At the start of his set Guz Khan wondered aloud what he was doing performing at the Harold Pinter Theatre. A white guy must have organised this, he joked. So how did the ex-teacher from Coventry get here? The answer is simple. The star of hit BBC comedy Man Like Mobeen is a charismatic comedian and formidable entertainer.
Even when his material is a little too broad or dated – there are some early observations about Rishi Sunak which suggest that he has not been following the news recently – he has such a persuasive personality that the punchlines still feel fresh. He’d probably be great in sales. Or, come to that, a great politician.
His style is accessible and relatable rather than cutting edge. The only time he comes close to referring to recent Muslim/Hindu tensions in Leicester is chatting about his childhood when there were squabbles between the religions – Khan is Muslim – over the Woolworth’s pick ‘n’ mix.
After a few unprintable asides about Prince Andrew looking after his late mother’s corgis and an anecdote about succumbing to Covid and seeing everything in Smurf blue just as he thought he was immune – “I was vexed bro” – it was when he talked about his schooldays that his set really hit a sweet spot.
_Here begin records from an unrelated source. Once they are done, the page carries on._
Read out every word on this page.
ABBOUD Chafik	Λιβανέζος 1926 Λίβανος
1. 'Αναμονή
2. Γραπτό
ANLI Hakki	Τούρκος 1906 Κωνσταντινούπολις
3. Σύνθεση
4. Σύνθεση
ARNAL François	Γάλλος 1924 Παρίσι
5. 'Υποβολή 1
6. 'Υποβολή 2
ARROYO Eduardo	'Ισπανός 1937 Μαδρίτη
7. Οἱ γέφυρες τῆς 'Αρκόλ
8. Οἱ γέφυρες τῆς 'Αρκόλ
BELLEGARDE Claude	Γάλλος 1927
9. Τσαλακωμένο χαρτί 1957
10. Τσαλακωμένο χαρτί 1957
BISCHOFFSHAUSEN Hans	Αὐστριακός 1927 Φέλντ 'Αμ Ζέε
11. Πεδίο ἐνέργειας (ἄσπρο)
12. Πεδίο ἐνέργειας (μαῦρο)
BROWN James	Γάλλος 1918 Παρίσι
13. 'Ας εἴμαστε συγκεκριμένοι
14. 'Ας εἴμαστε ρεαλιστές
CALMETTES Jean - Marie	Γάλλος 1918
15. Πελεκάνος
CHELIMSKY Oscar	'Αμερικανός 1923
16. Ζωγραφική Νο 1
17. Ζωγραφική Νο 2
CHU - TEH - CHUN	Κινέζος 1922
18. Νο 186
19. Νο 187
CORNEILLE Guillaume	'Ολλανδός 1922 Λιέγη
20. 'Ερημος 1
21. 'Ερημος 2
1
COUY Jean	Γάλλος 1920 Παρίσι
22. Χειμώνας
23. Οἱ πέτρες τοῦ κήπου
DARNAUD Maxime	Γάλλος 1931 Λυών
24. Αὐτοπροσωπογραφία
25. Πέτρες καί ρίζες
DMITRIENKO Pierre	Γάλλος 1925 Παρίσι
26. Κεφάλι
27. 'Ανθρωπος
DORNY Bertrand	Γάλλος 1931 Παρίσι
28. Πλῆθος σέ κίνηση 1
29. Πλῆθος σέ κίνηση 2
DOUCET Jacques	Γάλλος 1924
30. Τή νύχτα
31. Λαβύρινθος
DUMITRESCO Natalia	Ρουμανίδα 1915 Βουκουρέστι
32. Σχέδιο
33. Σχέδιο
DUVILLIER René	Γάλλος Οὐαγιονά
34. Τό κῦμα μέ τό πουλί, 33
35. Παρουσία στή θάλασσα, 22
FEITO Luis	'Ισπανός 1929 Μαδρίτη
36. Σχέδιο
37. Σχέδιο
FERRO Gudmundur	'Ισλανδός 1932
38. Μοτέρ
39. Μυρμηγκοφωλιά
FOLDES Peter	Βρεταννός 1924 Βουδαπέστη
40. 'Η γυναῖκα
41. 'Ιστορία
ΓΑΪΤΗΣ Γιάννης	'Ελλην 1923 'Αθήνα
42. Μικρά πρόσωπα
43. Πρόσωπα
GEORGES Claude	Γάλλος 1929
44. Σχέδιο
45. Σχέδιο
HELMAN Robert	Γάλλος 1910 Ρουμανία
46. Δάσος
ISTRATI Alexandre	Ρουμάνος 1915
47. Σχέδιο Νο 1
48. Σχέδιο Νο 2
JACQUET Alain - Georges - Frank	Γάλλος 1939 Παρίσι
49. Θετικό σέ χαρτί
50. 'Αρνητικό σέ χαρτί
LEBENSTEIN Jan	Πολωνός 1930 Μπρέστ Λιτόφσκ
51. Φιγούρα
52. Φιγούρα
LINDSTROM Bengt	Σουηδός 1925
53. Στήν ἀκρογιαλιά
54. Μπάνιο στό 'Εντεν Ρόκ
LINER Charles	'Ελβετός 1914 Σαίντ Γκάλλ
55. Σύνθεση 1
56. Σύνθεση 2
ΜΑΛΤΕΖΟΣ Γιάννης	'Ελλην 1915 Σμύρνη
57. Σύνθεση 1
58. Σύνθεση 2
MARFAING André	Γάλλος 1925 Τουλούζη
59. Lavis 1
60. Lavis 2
Khan painted a picture of the annual visit to Coventry Cathedral that was so vivid you could smell the bus fumes. This is the kind of routine that the young Billy Connolly might have delivered if he had had South Asian roots and had grown up in the Midlands in the 1990s. Packed with detail, every digression prompting another laugh.
Elsewhere he paid tribute to his “gangster” mother, who brought him up after his father died when Khan was three. He dedicated the show to her, saying that all he wanted in life was her acceptance. A gag about his mum being unimpressed by one of his television appearances suggests that she is a extremely hard woman to please.
There will be further opportunities for mum to be unimpressed by her son onscreen soon. There is more Man Like Mobeen in the pipeline and other projects include Digman, a comedy set in the archaeology world, and the romcom How To Date Billy Walsh co-starring Nick Frost.
It looks like it might be increasingly hard for Khan to fit in more stand-up in the near future. Which would be a shame. His mother once told him that he was a “mistake”. It might have been said in jest but maybe it drove him on. As a stand-up Khan is very much a star. Make no mistake.